F.A: Wavin olarak, şehirlerimizin karşı karşıya kaldığı su ve altyapı sorunları ve kentlerin iklim değişikliklerine karşı hazırlıklı olması bizim en öncelikli konularımızdan birisidir. Unutmayalım küçük eylemler büyük sonuçlar yaratabilir. Altyapı ürünlerinin yüzde 100 sızdırmaz ve uzun ömürlü olması oldukça önemlidir. Ayrıca önleyici bakım ve iyileştirilmiş ürün tasarımı sağlayan sensörler gibi dijital araçlar, şehrin kanalizasyon sistemlerini tıkanma nedeniyle arızalanmaktan koruyabilir. Sensörler, temizliğin yalnızca gerektiğinde yapılmasını sağlayabilir ve bu sayede belediyeler maliyetlerini ve kaynaklarını koruyabilir. Filtreleme gibi özelliklere sahip yol kenarı olukları, kanalizasyonları moloz nedeniyle tıkanmalardan korur. Wavin Tegra plastik menholler ve yol kenarı olukları bu amaca hizmet eden yenilikçi ürünlerimizden sadece birkaçıdır. Son olarak son olarak PPR insörtlü parçalarının metal kısmından nikeli kaldırarak hijyenik suya erişim konusunda çığır açacak yeni bir dönem başlattık. Dünya genelinde, insanların temiz ve hijyenik suya erişimine katkı sağlamak için çaba gösteriyor, Türkiye’de ilk olan bu uygulama sağlıklı ve sürdürülebilir ortamlar inşa etmeyi hedefliyoruz. Sıcak soğuk su sistemleri ve ısıtma uygulamalarında kullanılan Wavin Pilsa PPR ve PP-RCT borularımızla tesisatta uzun ömürlü ve yüzde yüz güvenilir çözümler sunuyoruz.

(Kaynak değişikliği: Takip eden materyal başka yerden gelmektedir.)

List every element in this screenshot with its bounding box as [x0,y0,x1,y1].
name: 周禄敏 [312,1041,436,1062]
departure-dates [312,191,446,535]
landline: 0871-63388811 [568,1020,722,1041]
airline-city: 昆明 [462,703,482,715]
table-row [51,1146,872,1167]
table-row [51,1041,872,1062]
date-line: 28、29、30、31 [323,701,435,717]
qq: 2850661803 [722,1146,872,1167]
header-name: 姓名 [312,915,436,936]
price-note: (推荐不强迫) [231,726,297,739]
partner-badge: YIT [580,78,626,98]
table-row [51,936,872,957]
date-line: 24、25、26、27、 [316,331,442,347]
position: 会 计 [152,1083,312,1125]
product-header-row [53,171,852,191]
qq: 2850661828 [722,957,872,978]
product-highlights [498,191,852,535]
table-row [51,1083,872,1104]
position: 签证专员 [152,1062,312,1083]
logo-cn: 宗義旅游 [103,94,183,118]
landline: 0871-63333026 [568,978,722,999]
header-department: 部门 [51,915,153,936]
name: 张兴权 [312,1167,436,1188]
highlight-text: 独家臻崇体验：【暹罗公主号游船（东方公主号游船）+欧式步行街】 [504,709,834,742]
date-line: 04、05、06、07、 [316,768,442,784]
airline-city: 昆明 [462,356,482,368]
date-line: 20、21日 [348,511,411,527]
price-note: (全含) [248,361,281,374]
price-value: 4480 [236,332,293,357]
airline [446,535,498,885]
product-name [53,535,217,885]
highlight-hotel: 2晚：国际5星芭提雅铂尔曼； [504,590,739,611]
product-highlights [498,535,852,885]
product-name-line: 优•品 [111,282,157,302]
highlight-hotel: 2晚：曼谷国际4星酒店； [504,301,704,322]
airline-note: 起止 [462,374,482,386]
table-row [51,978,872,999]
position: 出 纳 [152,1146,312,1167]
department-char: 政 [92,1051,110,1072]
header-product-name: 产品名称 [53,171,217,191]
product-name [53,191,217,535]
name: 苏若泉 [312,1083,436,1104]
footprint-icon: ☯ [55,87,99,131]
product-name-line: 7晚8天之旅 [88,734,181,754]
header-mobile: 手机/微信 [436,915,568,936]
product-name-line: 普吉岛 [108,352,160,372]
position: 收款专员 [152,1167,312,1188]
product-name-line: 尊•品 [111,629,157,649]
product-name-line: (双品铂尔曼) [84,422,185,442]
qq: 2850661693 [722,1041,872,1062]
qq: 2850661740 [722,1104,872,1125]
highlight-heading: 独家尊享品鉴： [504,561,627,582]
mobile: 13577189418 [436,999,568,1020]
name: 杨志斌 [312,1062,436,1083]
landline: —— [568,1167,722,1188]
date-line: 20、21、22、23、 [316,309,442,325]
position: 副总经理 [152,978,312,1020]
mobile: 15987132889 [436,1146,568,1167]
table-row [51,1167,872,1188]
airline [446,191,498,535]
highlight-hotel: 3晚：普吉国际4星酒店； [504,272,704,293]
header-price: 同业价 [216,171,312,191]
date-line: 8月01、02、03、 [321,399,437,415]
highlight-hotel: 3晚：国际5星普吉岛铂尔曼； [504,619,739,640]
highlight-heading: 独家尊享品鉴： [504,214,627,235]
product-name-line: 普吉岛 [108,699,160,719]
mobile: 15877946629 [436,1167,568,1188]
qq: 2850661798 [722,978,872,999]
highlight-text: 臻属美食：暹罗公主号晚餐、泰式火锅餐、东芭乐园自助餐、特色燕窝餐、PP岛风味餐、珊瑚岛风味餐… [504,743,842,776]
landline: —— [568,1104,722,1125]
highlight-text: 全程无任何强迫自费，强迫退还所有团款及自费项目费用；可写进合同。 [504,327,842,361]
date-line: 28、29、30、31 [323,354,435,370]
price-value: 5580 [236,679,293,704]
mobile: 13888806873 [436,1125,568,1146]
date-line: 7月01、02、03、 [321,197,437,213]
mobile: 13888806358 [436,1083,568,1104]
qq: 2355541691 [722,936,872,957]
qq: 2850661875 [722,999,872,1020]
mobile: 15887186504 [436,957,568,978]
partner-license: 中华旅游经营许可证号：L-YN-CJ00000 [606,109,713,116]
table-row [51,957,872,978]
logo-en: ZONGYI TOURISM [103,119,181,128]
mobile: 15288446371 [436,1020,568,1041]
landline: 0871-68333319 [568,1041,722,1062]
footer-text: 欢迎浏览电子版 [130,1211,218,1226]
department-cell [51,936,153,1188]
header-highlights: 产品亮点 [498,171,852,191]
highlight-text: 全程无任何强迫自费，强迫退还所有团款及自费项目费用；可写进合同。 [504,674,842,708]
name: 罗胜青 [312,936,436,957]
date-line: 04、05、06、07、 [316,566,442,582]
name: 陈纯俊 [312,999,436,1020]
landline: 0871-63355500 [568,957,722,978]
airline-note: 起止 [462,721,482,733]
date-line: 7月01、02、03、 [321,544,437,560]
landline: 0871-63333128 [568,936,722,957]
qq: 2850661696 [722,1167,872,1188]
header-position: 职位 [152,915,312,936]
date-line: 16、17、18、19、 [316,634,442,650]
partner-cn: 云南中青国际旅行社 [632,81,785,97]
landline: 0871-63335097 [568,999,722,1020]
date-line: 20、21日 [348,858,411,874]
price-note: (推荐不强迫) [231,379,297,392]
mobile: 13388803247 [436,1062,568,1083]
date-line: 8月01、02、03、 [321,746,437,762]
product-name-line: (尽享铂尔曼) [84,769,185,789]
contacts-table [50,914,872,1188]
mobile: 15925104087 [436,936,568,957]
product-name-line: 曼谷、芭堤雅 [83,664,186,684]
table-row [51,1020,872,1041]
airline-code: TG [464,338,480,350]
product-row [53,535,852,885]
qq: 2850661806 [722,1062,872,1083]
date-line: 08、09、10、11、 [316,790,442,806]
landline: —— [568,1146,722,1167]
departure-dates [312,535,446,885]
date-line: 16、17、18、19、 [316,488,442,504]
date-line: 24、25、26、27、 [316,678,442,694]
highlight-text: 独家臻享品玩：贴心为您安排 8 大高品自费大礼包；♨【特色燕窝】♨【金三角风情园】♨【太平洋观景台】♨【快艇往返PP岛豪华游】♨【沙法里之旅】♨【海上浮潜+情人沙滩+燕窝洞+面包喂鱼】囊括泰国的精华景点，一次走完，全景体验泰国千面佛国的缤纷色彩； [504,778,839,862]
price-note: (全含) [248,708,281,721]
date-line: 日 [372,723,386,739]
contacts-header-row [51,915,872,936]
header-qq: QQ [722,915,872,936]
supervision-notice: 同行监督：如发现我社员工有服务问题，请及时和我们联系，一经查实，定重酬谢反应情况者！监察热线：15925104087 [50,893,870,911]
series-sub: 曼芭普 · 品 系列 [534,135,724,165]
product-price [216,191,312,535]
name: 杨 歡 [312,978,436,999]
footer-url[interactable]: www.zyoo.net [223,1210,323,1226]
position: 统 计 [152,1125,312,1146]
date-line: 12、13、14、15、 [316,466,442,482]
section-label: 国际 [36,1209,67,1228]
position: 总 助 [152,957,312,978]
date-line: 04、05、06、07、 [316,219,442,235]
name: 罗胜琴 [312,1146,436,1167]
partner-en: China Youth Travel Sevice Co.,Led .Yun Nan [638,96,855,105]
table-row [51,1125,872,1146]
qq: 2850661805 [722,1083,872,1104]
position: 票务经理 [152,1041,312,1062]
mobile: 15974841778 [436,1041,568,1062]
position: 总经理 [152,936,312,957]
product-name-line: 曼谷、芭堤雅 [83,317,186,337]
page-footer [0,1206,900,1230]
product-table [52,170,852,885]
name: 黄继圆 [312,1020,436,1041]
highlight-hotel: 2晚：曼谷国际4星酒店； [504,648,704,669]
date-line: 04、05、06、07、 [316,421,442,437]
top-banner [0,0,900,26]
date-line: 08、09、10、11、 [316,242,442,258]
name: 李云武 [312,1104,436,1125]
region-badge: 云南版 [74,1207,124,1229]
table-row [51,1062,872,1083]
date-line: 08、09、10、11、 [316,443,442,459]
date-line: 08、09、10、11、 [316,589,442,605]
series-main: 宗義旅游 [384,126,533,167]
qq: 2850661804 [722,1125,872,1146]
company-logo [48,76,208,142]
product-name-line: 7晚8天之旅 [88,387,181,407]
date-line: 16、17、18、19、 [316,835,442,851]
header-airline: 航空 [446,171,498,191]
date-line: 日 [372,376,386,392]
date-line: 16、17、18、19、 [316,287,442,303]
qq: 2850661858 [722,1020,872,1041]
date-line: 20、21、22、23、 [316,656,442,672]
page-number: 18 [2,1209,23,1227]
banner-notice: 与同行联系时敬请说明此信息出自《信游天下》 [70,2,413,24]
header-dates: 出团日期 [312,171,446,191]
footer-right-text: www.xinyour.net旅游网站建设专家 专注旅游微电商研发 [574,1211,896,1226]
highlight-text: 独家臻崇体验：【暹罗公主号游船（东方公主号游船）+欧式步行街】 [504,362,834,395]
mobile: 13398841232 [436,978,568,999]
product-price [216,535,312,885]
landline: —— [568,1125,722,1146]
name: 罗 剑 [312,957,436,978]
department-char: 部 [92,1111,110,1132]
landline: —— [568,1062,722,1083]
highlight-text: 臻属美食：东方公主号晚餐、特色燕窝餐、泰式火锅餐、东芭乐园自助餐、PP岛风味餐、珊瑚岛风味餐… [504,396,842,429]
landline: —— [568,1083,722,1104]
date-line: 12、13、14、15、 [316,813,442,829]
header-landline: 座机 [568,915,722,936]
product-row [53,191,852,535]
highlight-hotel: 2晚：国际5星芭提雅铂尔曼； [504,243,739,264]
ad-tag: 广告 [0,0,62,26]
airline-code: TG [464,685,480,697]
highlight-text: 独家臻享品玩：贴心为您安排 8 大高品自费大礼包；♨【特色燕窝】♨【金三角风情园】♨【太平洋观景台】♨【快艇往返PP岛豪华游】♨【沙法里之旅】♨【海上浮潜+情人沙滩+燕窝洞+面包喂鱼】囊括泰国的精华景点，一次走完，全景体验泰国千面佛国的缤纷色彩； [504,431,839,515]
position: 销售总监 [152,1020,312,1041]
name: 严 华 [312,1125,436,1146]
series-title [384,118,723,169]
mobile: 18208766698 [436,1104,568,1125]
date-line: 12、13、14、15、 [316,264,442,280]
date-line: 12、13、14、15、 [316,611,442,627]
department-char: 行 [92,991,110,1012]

E.B: Su tasarrufu, sürdürülebilir su kullanımı konusunda yaptığınız çalışmalar, projeler nelerdir?
F.A: Sağlıklı ve sürdürülebilir ortamlar inşa etme amacı kapsamında sel, kuraklık, yüzey suyu kirliği, yeraltı suyunun tükenmesi ve ısı stresi problemlerine çözüm üreten kimliğimizle globalde “I’m Your City (Ben Senin Şehrinim)” isimli filmimizin devamını getirdik. “Her kararı iyi değerlendir” isimli filmimizde; kentsel dayanıklılık yaratma konusunda şehirlerin büyük zorluklarla karşı karşıya kalmasına değindik. İzleyiciyi “Her kararı iyi değerlendir” sloganıyla çözüme teşvik ederek ve alınacak her doğru kararın kentsel yaşam ve suyun korunması anlamında önemli pozitif sonuçlar doğuracağını vurguladık.
E.B: Galataport İstanbul Projesi’nde Wavin’in rolü neydi?
F.A: Wavin olarak sürdürülebilir çözümlerimizle Galataport İstanbul Projesi’nde yer aldık. Dev projeye, QuickStream Sifonik Yağmur Suyu Drenajı, Pilsa PPR ve Cam elyaf takviyeli PPR boru ve ek parçalar, SiTech+ sessiz atık su sistemi ve Pilsa PVC boru ve ek parça çözümlerimizle destek olduk. Galataport İstanbul, 7 milyonu yabancı olmak üzere yılda toplam 25 milyon ziyaretçiyi ağırlayacak. Proje kapsamında mürettebat dahil yaklaşık 1,5 milyon kruvaziyer yolcusunun da İstanbul’u ziyaret edeceği öngörülüyor. Bu projenin sürdürülebilir ve sağlıklı bir ortam sunması hem de bölgenin tarihi dokusuyla uyum içinde tasarlanması oldukça kıymetli. Tarihi limanıyla İstanbul’un dünyaya denizden açılan kapısı olan projenin Türkiye ekonomisine de anlamlı bir katkı sağlayacağını düşünüyorum. Böyle dev bir proje de sürdürülebilir Wavin çözümlerinin kullanılmasından dolayı mutlu olduğumuzu ifade etmek isterim.